Reflecting on the past, Jimmy Cliff told The Quietus of sentiments that many in the Caribbean Diaspora can relate to. 
“When you hear the line in that song [Many Rivers to Cross], ‘Wandering I am lost, as I travel along the White Cliffs of Dover,’ that came from the number of times I crossed the Channel to the Continent.”
“Most of the time it was France, but sometimes it was Germany.
“It was a very frustrating time. I came to England with very big hopes and I saw my hopes fading.
“And that song came out of that experience.”
On life in Britain today, he says the words of the song Children’s Bread also reflect his time in the UK, as well as other financial capitals.

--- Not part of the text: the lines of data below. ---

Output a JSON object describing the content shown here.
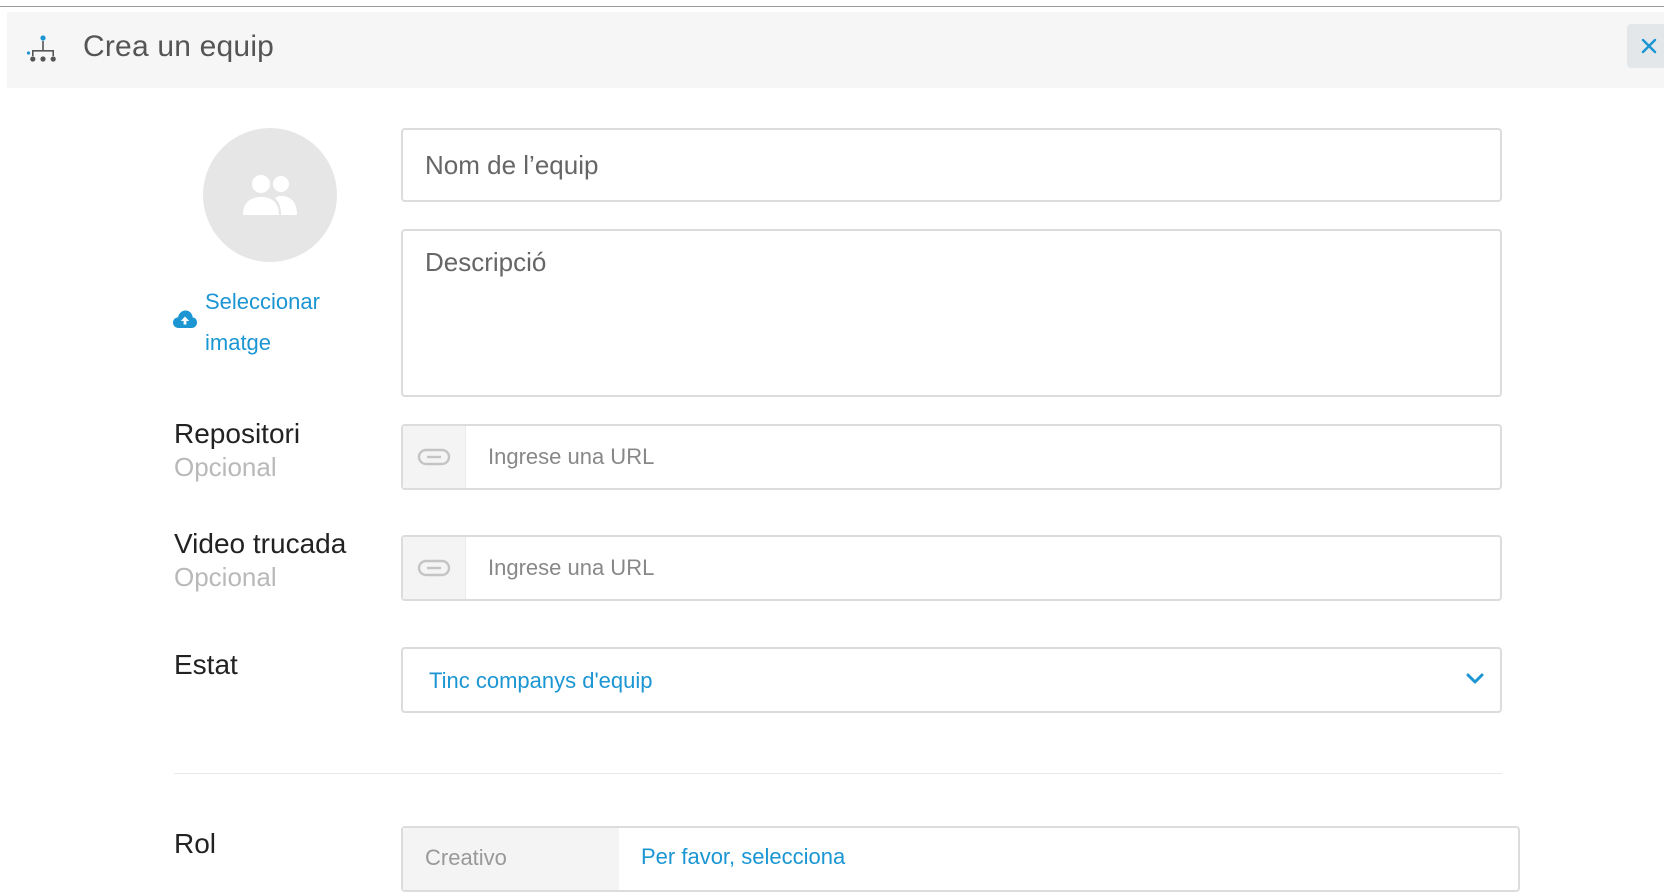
{
  "dialog": {
    "title": "Crea un equip",
    "close_label": "×"
  },
  "image_picker": {
    "label": "Seleccionar imatge"
  },
  "team_name": {
    "placeholder": "Nom de l’equip",
    "value": ""
  },
  "description": {
    "placeholder": "Descripció",
    "value": ""
  },
  "repository": {
    "label": "Repositori",
    "optional": "Opcional",
    "placeholder": "Ingrese una URL",
    "value": ""
  },
  "video_call": {
    "label": "Video trucada",
    "optional": "Opcional",
    "placeholder": "Ingrese una URL",
    "value": ""
  },
  "status": {
    "label": "Estat",
    "selected": "Tinc companys d'equip"
  },
  "role": {
    "label": "Rol",
    "prefix": "Creativo",
    "selected": "Per favor, selecciona"
  },
  "icons": {
    "header": "team-hierarchy-icon",
    "close": "close-icon",
    "avatar": "users-icon",
    "upload": "cloud-upload-icon",
    "link": "link-icon",
    "dropdown": "chevron-down-icon"
  },
  "colors": {
    "accent": "#1b96d3",
    "header_bg": "#f6f6f6",
    "border": "#dcdcdc",
    "muted": "#b9b9b9"
  }
}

“Even though I said ‘Shuffling on Wall Street,’ it would just as well be London or Switzerland or France,” he told online magazine
He says his album is about rebirth of “the whole system – including the economic system”.
Moving from cliffs to oceans, Trinidad-born Billy Ocean is already on tour across the UK.
He says his new album Here You Are includes mostly cover versions of songs he grew to love in south Trinidad, after his parents bought one of Fyzabad’s first radio sets at the time.
“I’ve always wanted to do some of these songs,” he said to Pulse 2 Independent Radio.
He told the BBC’s Clare Balding that the radio had given him a love of “beautiful melodies”, from Brook Benton and Nat King Cole to Frank Sinatra and Bob Marley.
Billy Ocean told BBC Radio 2 that, had he not come to the UK with his parents, he might have been doing calypso.
“Calypso hasn’t crossed the international boundaries as reggae has,” he said.
CI logo The 100 Club
We love a story about centenarians at Caribbean Intelligence©.
And the latest reported member of the 100 Club comes once again from Trinidad and Tobago and from Newsday newspaper
Unlike many other centenarians, Louis Horne, born on 15 May 1913, did have a birth certificate collected by her father on 18 May 1913.
As a gift to mark her century, Dame Louis was given a new electronic-issued certificate by Arima Borough Council in north-east Trinidad.
Unlike many of the centenarians we have reported on here at Caribbean Intelligence©, Dame Louis did not spend her life in a rural or isolated area.
She was born and spent much of her life in the bustling third Trinidad city of Arima, but also worked as a teacher, an activist, a writer and as an independent senator in the country’s parliament.